Si tratta dei Comuni colpiti da calamità naturali a partire dal 2009 e per i quali è stato decretato lo stato di emergenza. Qui, in base a una norma del decreto casa, (l’articolo 9 del Dl 47/2014), è già possibile, in modo di fatto automatico, optare per la cedolare secca, con l’aliquota più bassa, quella del 10 per cento. Una disposizione passata finora abbastanza sotto traccia, che “calata” nella realtà di un Paese, colpito da un grande numero di calamità naturali, acquista un peso notevole.
Nell’Italia delle frane, dei terremoti e delle alluvioni, lo stato di emergenza è una condizione, purtroppo, molto comune: solo negli ultimi sei mesi, ad esempio, sono stati richiesti dalle Regioni venti stati di emergenza per altrettante calamità.
La data di riferimento adottata dal decreto legge 47 è il 29 maggio 2009 (cinque anni prima dell’entrata in vigore della legge di conversione del Dl): gli stati di emergenza dichiarati da allora sono 32. Per poco non vi rientra il terremoto dell’Abruzzo, per il quale lo stato di emergenza è stato dichiarato poche ore dopo il sisma, il 6 aprile 2009, ma ne fanno parte a pieno titolo i Comuni di Emilia Romagna e Lombardia colpiti dal sisma del 2012, quelli della Sardegna, colpiti dall’alluvione dell’autunno scorso, e i 215 enti della Toscana danneggiati dalle piogge di gennaio e febbraio.
In questa (triste) classifica è proprio la Toscana con 702 Comuni inseriti negli stati di emergenza a dominare (ma attenzione, in alcuni casi lo stesso Comune può essere stato colpito più volte). A seguire l’Emilia Romagna, le Marche e la Liguria. L’elenco è lunghissimo (disponibile online) e composto soprattutto da piccoli municipi dove molto spesso il mercato dell’ affitto è modesto. Di fatto, però, i commissari delegati hanno quasi sempre incluso le realtà maggiori dei Comuni capoluogo negli elenchi dei territori danneggiati. E qui la musica cambia perché le province interessate sono tantissime e significative: tutta la Toscana, la Liguria, il Veneto, le Marche e il Piemonte, ad esempio, risultano coperti.

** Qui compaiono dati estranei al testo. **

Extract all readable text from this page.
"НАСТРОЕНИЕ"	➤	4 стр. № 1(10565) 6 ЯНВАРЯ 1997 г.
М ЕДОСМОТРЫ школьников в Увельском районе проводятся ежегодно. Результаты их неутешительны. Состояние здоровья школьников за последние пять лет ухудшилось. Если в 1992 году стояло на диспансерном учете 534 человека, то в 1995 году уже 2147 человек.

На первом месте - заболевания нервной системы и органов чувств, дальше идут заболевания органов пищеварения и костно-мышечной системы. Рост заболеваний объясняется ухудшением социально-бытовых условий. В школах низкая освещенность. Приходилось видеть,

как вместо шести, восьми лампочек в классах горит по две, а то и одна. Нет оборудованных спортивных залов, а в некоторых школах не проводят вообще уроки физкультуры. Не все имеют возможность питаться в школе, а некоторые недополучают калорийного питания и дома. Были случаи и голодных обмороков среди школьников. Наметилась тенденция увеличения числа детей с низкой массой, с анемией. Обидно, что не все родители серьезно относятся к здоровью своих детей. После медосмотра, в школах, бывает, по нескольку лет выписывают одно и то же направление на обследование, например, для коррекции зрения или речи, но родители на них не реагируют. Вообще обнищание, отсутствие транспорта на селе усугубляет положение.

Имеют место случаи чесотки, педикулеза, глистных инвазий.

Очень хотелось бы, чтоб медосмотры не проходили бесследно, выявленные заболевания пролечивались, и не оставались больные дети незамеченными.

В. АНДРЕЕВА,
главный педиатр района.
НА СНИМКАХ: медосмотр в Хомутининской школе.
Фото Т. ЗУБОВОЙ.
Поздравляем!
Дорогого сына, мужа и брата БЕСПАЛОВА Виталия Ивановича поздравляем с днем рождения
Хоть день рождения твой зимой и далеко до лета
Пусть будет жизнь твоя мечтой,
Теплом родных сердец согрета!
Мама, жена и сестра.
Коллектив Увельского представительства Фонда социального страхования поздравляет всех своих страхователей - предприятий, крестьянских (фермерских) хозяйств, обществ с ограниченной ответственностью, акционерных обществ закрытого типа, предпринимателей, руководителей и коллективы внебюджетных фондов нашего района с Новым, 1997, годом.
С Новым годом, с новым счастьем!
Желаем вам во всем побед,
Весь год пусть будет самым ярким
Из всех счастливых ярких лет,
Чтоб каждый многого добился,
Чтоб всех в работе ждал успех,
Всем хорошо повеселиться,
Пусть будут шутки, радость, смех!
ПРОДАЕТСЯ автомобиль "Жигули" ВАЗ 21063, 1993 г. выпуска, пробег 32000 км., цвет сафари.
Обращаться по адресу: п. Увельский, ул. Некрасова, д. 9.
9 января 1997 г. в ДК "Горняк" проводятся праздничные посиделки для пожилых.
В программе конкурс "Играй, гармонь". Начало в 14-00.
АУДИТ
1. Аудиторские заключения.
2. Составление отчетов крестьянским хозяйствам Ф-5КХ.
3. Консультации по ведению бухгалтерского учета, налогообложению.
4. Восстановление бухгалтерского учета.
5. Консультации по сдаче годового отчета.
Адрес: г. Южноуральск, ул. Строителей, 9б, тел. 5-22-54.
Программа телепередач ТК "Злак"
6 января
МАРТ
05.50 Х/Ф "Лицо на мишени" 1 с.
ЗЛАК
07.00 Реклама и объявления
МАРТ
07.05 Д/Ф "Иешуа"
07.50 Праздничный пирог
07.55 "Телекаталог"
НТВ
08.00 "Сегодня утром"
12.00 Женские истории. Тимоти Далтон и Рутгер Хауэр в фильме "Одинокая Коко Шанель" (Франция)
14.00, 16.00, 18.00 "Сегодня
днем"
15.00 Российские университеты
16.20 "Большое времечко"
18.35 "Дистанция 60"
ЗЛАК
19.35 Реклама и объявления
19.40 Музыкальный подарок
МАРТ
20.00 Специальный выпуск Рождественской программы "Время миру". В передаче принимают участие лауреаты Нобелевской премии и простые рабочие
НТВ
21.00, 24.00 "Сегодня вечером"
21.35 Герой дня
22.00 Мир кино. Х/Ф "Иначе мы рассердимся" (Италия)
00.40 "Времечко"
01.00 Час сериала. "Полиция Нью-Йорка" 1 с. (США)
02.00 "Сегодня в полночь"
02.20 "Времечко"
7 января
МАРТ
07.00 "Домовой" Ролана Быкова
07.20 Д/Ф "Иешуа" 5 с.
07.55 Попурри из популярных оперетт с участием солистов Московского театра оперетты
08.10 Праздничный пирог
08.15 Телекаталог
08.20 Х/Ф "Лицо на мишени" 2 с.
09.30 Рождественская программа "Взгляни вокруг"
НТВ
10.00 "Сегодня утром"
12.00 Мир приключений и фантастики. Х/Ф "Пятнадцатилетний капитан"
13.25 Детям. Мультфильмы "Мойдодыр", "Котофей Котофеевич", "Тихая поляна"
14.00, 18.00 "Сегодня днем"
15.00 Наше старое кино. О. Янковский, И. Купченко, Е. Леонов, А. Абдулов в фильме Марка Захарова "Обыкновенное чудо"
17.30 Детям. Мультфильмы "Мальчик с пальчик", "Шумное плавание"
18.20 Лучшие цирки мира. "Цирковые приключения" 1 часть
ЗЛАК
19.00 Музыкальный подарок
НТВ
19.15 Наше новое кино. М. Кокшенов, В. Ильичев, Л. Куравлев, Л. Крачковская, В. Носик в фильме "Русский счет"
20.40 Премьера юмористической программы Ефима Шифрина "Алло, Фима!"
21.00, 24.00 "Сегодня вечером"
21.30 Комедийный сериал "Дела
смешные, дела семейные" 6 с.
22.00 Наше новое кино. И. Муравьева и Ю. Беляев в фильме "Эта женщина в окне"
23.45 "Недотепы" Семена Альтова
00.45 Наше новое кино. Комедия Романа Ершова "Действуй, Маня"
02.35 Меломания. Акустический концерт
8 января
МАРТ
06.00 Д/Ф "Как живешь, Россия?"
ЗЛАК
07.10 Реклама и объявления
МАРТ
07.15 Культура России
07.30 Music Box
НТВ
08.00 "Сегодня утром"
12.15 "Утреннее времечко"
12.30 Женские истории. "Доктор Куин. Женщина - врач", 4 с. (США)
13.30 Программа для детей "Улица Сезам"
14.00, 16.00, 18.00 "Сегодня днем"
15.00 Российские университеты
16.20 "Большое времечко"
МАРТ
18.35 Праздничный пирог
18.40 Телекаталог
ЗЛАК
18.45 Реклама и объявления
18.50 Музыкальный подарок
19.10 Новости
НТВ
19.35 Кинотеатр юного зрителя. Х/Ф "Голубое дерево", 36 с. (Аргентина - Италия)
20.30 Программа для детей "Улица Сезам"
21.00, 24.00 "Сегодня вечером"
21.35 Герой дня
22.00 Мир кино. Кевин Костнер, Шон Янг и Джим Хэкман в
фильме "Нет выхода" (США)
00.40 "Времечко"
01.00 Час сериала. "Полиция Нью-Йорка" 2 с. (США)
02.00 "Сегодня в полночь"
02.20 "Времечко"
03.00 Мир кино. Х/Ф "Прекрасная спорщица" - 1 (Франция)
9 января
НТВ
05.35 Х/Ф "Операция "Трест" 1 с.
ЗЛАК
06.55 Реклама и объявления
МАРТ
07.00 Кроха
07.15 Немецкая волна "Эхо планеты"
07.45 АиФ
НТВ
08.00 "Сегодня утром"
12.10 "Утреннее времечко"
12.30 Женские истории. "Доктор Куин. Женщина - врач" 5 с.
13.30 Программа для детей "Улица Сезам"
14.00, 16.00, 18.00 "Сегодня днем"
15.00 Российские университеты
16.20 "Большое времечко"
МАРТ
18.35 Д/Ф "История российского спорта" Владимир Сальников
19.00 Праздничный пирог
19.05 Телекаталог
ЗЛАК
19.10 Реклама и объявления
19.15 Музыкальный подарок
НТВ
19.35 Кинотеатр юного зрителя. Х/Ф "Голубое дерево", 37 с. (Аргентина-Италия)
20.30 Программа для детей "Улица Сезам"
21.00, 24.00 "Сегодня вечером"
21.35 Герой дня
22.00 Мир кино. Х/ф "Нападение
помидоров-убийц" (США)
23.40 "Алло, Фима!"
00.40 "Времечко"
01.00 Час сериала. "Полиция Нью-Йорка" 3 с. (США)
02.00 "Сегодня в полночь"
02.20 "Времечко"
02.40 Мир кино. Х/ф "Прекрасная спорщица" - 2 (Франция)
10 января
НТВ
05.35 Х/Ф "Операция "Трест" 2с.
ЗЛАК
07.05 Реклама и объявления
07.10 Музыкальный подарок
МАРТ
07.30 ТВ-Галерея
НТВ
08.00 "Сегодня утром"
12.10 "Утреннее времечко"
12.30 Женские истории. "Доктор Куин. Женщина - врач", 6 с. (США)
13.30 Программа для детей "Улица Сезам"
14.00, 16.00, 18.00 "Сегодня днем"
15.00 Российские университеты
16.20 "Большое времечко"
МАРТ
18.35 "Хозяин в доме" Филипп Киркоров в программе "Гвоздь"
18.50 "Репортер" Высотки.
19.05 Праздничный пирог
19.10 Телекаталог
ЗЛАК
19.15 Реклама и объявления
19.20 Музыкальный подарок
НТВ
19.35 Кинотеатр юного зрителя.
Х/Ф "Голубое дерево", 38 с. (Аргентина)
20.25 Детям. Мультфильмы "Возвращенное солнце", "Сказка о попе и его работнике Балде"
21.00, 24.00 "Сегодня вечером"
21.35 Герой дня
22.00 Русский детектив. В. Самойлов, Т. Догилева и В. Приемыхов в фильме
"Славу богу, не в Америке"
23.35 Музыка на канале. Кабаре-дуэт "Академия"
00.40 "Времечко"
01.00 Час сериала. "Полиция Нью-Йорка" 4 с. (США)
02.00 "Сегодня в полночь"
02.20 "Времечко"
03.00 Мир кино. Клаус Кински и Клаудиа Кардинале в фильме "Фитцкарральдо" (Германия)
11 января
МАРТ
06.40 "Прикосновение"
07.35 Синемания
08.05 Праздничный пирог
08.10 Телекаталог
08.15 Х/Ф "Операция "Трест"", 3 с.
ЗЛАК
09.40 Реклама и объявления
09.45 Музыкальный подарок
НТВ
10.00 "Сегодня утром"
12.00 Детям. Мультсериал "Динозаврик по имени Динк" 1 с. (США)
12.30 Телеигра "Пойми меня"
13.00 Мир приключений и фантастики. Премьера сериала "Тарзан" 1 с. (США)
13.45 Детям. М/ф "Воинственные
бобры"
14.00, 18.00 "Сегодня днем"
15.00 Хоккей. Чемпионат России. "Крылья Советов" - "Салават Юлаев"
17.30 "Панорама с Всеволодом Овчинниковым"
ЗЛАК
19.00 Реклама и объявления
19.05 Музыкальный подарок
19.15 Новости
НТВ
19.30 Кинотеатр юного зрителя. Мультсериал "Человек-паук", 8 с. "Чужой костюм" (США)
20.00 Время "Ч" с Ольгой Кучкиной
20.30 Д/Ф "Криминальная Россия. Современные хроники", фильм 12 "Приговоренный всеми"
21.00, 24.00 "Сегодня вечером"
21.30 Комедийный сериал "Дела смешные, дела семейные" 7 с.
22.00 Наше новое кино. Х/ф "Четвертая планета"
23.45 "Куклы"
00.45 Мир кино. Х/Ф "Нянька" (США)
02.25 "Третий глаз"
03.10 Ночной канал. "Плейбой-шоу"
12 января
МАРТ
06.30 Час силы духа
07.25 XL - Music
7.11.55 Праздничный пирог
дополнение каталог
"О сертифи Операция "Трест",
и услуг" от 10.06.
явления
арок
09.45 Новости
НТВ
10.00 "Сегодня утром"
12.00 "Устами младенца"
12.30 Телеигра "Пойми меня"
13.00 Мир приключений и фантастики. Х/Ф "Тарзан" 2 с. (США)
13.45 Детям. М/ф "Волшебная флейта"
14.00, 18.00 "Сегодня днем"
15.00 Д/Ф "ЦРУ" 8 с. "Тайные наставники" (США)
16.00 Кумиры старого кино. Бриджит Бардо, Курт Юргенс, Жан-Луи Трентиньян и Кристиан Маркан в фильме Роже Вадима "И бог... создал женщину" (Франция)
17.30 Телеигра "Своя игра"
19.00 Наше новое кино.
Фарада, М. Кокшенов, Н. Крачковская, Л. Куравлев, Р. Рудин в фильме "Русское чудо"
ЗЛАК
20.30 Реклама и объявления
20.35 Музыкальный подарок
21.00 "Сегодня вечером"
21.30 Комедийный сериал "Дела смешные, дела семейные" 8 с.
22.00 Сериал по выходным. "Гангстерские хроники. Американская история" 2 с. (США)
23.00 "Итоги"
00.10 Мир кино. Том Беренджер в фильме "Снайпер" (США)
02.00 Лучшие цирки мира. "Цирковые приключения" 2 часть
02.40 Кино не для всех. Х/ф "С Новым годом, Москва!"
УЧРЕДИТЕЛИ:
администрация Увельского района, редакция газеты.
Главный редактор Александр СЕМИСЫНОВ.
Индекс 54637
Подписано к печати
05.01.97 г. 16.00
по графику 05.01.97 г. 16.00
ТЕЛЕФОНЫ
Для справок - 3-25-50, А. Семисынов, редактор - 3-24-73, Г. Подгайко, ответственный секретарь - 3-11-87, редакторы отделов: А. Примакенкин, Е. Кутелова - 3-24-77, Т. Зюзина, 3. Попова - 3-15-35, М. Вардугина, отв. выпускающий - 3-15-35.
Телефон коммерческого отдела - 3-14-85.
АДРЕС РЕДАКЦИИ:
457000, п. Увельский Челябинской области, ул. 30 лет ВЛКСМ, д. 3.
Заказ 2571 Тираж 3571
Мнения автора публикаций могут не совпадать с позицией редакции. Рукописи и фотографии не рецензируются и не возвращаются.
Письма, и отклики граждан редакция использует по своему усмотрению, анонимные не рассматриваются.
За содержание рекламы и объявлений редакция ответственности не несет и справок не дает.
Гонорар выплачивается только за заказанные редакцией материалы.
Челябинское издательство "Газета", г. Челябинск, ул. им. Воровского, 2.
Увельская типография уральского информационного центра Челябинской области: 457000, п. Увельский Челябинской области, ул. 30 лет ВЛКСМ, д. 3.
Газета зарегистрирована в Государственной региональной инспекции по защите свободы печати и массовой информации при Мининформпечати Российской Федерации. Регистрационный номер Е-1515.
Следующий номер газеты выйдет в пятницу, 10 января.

Anche se il perimetro dello stato di emergenza è abbastanza ampio, l’applicazione concreta della tassazione più vantaggiosa non è semplicissima per i proprietari. Un primo problema sta nello sfasamento temporale: la norma fa riferimento a stati di emergenza deliberati negli ultimi cinque anni. Per la Protezione civile molti di questi risultano già chiusi (lo stato di emergenza può durare al massimo 180 giorni, prorogabili per altri 180). Ma una lettura rigorosa della legge non sembra richiedere necessariamente l’obbligo di emergenza in corso. Anche perché i tempi del contratto di affitto concordato (3 anni più due di rinnovo) mal si concilierebbero con l’anno dello stato di emergenza.
La vera difficoltà potrebbe essere la mancanza di un criterio guida: il canone concordato infatti si applica in base a intese tra le associazioni di inquilini e proprietari, città per città, che definiscono i livelli del canone. In molti dei Comuni calamitati (fuori dal perimetro dell’alta tensione abitativa) questi accordi sono assenti. Come individuare dunque il giusto canone? Un aiuto potrebbe arrivare dal Dm Infrastrutture–Economia del 14 luglio 2004, che contiene i criteri per i contratti a canone concordato in assenza di intesa tra proprietari e inquilini. Il decreto invita a far riferimento al «Comune demograficamente omogeneo di minore distanza territoriale anche situato in altra regione». Dunque le parti devono attivarsi per scovare l’accordo più vicino.